Herman Tse describes the scientific output of IBM's World Community Grid as “lacklustre” (Nature 507, 431; 2014). This is not the case: the 22 projects we have supported so far have generated more than 35 peer-reviewed papers in prominent journals. Our donated computing power has resulted in several important practical scientific advances.

For example, Japan's Chiba Cancer Center used our free computing power to screen three million drug candidates for treating neuroblastoma, a common childhood cancer.

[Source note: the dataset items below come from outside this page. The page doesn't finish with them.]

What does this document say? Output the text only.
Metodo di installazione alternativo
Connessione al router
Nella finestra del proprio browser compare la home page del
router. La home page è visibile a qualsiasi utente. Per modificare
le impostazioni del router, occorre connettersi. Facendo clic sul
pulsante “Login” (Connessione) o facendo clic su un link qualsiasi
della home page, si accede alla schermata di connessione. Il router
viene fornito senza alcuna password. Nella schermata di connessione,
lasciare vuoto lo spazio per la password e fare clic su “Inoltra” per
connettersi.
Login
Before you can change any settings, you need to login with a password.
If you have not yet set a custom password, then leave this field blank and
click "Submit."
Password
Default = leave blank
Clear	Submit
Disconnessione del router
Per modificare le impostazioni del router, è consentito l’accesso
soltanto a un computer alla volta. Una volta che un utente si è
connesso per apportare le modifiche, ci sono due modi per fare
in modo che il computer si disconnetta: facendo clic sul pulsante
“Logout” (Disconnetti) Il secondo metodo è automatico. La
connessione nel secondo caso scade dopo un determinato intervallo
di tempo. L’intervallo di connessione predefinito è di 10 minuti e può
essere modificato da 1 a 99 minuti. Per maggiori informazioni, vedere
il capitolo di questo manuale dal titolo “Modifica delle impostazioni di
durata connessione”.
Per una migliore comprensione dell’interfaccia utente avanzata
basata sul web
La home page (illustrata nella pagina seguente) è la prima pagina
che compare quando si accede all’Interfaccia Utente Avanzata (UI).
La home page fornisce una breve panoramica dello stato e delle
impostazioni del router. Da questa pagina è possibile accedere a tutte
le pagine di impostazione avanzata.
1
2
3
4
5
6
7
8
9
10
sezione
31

This yielded seven promising compounds that have no apparent side effects (Y. Nakamura et al. Cancer Med. 3, 25–35; 2014).

Last June, Harvard University's Clean Energy Project announced some 35,000 organic materials that could double the efficiency of carbon-based solar cells, after using our grid to scan more than two million candidate materials (see J. Hachmann et al. Energy Environ. Sci. 7, 698–704; 2014, and go.nature.com/cxt181).

Neither should Tse underestimate papers that focus “solely on the technical aspect of distributed computing”. Such computing accelerates research and underpins scientific advances. Take the 2013 Nobel Prize in Chemistry: it was awarded to three scientists who developed the kind of computer-modelling techniques on which the work of World Community Grid researchers is based. As the Nobel committee noted: “Today the computer is just as important a tool for chemists as the test tube.”